ABORTION ISSUES REACH A BOILING POINT

abortion
abortion

Disagreements over whether or not to drastically expand South
Dakotans access to abortion boiled over in the House State Affairs
Committee Wednesday morning.

The Republican dominated committee had asked Dakotans for Health
co-founder Rick Weiland to testify on House Concurrent Resolution 6008,
which would express the Legislature’s disapproval of a ballot measure
sponsored by Weiland’s group.

Should South Dakota voters pass that proposed constitutional amendment
into law come November, it would allow unfettered access to abortion
during a woman’s first trimester, with restrictions by the state allowed
later on in the pregnancy, with exceptions for the life and health of
the mother.

“I’m here before you with 50,000 signatures of South Dakota citizens who
believe the Legislature has badly overreached,” Weiland testified,
making reference to the state’s “trigger law” which effectively bans
abortion outright. “It overreached by banning a woman from choosing to
terminate a pregnancy if she is raped…”

But the Sioux Falls man found himself in hostile territory, opposite of
a nearly all Republican committee that includes amongst its membership
Rep. Jon Hansen, leading the grassroots effort to block the ballot
initiative.

Hansen and House Majority Leader Will Mortenson grilled Weiland over
concerns that his ballot initiative would repeal existing laws related
to basic health and safety measures for women and children.
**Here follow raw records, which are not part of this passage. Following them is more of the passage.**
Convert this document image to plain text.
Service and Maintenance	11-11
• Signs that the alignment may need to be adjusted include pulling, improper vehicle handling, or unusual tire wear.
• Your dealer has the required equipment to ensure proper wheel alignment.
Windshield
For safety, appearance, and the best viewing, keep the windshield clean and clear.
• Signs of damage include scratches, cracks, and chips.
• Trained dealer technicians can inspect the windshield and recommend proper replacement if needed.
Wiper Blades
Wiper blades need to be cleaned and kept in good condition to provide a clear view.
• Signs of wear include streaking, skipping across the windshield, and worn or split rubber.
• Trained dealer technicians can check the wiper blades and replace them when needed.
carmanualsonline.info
The most
pertinent of such exchanges occurred when Weiland weaved through
questions about whether or not parental notification would be allowed in
the first trimester under the new law – requiring people under eighteen
seeking abortion to get parental consent.

“This measure is very harmful to mothers and unborn babies,” Hansen
explained. “It is the abortion activists who have one solution, to
terminate the life of a mother’s precious baby to make a profit.”

The initiative advanced out of the committee on a party line vote.